翻訳作品紹介
To English
第2回選定作品
作品タイトル
『ジャスミン』
作家名
翻訳者
英語版 / Juliet W. Carpenter published
初版
2004年 文藝春秋
キーポイント
  • 上海、神戸と国を越え、政治に逆らって突き進む、華麗な傑作長篇ロマンス
(あらすじ)
「わたしのことを忘れて、わたしのことを忘れないで……と彼女は言った」
 
 上海にある映画会社で働いていた脇種彦(わきたねひこ)は、息子の彬彦(あきひこ)が3歳のとき突然姿を消した。
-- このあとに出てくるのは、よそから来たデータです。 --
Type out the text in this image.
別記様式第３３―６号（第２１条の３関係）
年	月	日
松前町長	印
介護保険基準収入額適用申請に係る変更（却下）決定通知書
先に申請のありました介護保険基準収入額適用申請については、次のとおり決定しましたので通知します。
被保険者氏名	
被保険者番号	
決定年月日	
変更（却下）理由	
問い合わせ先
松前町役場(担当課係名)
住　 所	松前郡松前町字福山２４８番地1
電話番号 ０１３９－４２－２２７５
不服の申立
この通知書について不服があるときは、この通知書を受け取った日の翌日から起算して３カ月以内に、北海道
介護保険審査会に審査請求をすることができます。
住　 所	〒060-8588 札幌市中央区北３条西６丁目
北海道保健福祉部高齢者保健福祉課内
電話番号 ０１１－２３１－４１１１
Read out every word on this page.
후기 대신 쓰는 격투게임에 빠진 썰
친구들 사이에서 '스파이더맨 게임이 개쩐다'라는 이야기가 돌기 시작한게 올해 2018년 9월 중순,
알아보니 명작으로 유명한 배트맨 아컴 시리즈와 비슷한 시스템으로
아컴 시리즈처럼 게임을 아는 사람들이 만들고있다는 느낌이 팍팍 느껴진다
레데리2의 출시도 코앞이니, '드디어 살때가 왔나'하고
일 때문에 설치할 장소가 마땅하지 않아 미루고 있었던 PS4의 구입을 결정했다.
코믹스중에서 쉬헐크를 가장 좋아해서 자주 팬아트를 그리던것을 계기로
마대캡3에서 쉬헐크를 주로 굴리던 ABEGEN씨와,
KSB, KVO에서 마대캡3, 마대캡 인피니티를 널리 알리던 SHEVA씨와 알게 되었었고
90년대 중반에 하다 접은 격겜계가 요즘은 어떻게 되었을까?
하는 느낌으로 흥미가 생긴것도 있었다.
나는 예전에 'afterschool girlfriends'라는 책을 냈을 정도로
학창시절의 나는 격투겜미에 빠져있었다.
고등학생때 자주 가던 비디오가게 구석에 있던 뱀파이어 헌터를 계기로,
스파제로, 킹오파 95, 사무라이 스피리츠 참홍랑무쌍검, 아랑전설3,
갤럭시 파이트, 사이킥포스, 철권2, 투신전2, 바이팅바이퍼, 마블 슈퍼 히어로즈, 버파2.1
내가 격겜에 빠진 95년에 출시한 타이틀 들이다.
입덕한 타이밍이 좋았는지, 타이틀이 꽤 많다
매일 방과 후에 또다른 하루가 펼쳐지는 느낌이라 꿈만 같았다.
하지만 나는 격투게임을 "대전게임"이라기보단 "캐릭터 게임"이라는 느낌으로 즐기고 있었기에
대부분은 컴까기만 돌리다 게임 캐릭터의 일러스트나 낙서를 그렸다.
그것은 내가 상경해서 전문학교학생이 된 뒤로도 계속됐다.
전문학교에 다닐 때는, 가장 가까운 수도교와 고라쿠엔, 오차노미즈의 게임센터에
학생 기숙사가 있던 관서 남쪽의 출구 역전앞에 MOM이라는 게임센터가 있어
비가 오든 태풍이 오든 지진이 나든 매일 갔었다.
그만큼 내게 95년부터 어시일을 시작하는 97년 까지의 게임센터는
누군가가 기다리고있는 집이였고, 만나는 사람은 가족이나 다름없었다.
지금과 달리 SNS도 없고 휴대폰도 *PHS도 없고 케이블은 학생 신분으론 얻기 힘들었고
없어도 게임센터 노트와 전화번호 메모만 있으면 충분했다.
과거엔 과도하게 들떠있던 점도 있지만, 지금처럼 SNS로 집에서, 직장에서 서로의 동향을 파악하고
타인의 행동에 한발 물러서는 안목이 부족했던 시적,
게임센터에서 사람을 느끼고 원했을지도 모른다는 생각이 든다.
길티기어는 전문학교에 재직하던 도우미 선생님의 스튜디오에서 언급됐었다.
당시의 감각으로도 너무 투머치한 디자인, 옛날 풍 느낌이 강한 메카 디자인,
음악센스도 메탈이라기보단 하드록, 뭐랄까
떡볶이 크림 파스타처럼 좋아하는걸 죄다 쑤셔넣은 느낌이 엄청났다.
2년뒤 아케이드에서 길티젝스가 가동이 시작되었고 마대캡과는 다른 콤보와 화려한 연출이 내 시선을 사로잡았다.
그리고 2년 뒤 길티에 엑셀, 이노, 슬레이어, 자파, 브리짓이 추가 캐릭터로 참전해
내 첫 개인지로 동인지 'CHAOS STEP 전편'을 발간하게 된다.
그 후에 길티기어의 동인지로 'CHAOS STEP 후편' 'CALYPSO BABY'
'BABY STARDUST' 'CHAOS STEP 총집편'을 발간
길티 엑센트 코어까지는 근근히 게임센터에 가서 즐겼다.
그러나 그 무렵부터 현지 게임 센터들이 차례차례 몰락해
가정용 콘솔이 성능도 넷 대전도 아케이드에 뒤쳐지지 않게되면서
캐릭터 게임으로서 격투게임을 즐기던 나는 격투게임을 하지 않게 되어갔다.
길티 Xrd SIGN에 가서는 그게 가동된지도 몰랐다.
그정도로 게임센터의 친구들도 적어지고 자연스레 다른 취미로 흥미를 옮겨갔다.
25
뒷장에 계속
そして、失踪から30数年後、外資系シンクタンクの辣腕ディレクターとして活躍する彬彦は、中国大陸に消えた父の足跡を追って上海に降り立つ。
 種彦は二重スパイだったらしく、戦後帰国してまもなく、処刑されたはずの愛人に呼び寄せられて中国に舞い戻り、その後生死もわからない。種彦の行方は、中国政府も追っているようだ。
 天安門事件の余燼がくすぶる上海で彬彦が出会ったのは、女優であり逃亡中の民主活動家の恋人でもある李杏(りーしん)。彼女は、助けが必要だと彬彦にすがり、彬彦の滞在するホテルのスイートルームに置いてくれるよう頼む。こうして、ふたりの奇妙だが甘い共同生活が始まり、彬彦は父の歩いた道をなぞるかのように危険な恋に落ちていくのだった。
 しかし、ふたりの生活は長くは続かない。公安に追われる身である李杏は、彬彦に逃げるよう指示し、自分は行方をくらます。
 李杏との別れから4年後、彬彦は知人の葬儀で知りあった中国領事に、父親の調査を正式に依頼する。その1年後、領事の妻、李燕(りーえん)が中国から来日するが、その李燕とはなんと李杏だった。偶然再びめぐり会うふたりの恋の行方は? そして、彬彦と種彦の再会は果たされるのか? 時代を画す、傑作長編ロマン。